Mengenal Paham Radikalisme

Dari persepktif bahasa, sebenarnya radikal lebih jauh berbeda dengan teroris. Sebab, radikal adalah proses secara sungguh-sungguh untuk melatih keberhasilan atau cita-cita yang dilakukan dengan cara-cara yang posotif. Sementara itu, terorisme berasal dari kata teror yang bermakna menakut-nakuti pihak lain. Oleh karena itu, teror selalu dilakukan dengan cara-cara negatif dan menakutkan pihak lain.

Radikalisme secara umum dipahami sebagai suatu gerakan sosial yang mengarah pada hal-hal yang negatif. Setidaknya persepsi itu yang dikonsepkan oleh Lukman Hakim, Wakil Kepala LIPI, dalam pengantar buku Islam dan Radikalisme di Indonesia. Dari persepsi seperti itu, maka muncul istilah ekstrem, anti Barat, anti Amerika, dan teroris (Turmudzi dan Sihbudi, 2005: 24).

Seiring dengan dinamika dan pola gerakan kelompok-kelompok di masyarakat, akhirnya antara radikal dan teror menjadi satu makna, yaitu radikal merupakan embrio dari gerakan teror. Jika memiliki pola pikir radikal, maka berpeluang besar untuk melahirkan aksi teror. Banyak peristiwa di Indonesia dimana terorisme dan radikal menjadi satu sehingga masyarakat umum tidak usah repot-repot membedakan antara radikalisme dan terorisme. Sumber radikalisme yang berujung dengan terorisme lebih didominasi dari dogma agama yang dipahami secara sempit oleh pemeluknya. Karena dalam dokrin agama, khususnya agama Islam, secara tekstualis dijelaskan tentang teks yang mudah dipahami untuk melahirkan gerakan radikal yang berujung terorisme (Muchith, 2016: 171)

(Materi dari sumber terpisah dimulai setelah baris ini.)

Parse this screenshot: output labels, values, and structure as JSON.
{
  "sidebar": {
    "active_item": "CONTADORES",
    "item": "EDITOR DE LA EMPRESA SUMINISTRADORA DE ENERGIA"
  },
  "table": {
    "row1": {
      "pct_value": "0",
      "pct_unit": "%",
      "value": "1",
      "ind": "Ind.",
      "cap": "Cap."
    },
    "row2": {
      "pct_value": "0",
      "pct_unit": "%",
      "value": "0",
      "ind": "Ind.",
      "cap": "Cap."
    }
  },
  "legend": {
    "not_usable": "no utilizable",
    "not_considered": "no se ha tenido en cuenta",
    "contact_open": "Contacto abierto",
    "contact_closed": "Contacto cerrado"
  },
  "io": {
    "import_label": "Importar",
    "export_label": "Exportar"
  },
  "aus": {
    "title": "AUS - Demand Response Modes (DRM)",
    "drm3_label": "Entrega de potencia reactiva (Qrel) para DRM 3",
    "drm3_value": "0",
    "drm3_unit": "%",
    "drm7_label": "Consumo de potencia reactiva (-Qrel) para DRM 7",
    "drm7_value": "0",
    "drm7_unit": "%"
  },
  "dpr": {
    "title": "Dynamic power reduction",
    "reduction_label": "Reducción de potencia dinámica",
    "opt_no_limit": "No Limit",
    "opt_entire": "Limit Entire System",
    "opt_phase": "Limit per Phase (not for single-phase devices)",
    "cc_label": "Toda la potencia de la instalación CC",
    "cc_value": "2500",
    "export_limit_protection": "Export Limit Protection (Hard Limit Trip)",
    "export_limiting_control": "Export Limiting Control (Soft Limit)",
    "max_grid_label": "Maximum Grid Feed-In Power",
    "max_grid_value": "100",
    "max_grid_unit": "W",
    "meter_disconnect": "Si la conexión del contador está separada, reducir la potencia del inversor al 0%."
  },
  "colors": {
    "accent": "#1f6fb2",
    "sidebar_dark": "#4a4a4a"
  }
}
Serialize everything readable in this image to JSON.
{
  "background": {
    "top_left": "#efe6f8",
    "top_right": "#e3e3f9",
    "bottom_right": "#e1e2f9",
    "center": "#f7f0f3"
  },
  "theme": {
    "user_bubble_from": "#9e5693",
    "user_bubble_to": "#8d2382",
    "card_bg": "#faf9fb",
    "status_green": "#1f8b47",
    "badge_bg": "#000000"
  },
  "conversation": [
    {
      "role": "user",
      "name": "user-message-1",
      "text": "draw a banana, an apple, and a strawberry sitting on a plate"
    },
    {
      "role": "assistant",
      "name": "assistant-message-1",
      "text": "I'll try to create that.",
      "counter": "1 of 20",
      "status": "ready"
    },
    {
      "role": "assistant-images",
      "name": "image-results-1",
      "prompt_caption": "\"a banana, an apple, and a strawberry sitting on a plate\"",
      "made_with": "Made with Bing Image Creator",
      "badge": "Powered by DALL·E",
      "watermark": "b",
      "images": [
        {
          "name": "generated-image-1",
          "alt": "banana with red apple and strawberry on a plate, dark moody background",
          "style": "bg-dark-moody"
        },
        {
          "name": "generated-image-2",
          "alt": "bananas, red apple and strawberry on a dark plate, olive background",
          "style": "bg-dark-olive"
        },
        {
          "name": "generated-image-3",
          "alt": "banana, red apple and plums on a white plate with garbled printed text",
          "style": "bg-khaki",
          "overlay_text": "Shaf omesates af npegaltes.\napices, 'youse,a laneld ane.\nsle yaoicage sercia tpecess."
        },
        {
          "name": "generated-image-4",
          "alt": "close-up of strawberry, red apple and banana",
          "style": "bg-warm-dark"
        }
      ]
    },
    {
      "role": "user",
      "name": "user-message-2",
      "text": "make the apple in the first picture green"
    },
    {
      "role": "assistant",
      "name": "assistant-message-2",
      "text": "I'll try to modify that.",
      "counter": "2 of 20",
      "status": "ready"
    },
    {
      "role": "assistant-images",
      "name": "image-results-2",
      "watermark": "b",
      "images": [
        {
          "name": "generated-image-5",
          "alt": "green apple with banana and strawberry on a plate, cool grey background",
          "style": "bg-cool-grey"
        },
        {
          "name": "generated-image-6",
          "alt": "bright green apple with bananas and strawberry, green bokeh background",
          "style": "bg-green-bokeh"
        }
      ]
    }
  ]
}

Berdasarkan laporan harian Bali Post, selama tahun 2010-2014 tercatat gerakan kekerasan yang terjadi di lembaga pendidikan sebanyak 21.689.797 (Bali Post, 14 Mei 2015). Bentuk-bentuk kekerasan tersebut dialami oleh siswa maupun guru. Etika dan sopan santun yang seharusnya dijunjung tinggi semua pihak, tetapi di lembaga pendidikan seperti sekolah seakan-akan tidak ada lagi saling hormat antar guru, antara siswa kepada guru dan antara guru dengan pimpinan. Berbagai fenomena budaya yang cenderung negatif tersebut, secara pelan-pelan melahirkan kebiasaan yang berakibat tidak atau kurang menghargai profesi dalam pendidikan.

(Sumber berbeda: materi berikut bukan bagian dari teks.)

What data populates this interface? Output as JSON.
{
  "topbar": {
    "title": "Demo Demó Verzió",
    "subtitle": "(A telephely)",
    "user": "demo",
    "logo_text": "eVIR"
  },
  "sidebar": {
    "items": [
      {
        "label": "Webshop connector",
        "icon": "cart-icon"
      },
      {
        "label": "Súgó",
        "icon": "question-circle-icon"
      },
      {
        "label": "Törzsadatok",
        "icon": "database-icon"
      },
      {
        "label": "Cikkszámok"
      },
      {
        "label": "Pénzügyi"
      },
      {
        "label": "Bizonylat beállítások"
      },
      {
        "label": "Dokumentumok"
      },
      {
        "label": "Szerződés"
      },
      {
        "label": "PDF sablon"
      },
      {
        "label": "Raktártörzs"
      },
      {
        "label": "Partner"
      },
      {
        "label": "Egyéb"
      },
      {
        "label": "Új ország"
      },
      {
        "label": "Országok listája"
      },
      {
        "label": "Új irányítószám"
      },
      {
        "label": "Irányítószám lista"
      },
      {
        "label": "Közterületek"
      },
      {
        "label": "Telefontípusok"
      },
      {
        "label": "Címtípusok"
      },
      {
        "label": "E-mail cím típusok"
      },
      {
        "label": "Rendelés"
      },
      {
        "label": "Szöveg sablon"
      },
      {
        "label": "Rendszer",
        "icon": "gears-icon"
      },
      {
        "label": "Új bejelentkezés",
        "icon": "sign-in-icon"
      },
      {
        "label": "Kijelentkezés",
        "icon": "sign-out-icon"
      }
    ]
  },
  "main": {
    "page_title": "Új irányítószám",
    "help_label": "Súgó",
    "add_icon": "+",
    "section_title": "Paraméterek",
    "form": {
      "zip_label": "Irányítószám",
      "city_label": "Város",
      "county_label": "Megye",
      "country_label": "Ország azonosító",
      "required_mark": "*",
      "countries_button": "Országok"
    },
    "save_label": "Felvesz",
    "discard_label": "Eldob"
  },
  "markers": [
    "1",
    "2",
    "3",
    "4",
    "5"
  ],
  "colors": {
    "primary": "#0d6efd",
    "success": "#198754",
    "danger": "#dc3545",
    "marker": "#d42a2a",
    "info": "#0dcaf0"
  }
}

Radikalisme memang bisa menimpa siapa saja, kapan saja, dan dimana saja. tidak peduli anak-anak, remaja, orang dewasa, dan tidak memandang status apakah ia kaya atau miskin. Radikalisme lebih banyak disebabkan oleh adanya paham atau pemikiran yang sempit terhadap suatu fenomena. Oleh sebab itu radikalisme bisa dieliminir dan bahkan dihilangkan harus diawali dengan pembinaan atau bimbingan cara pandang atau cara berpikir terhadap suatu fenomena.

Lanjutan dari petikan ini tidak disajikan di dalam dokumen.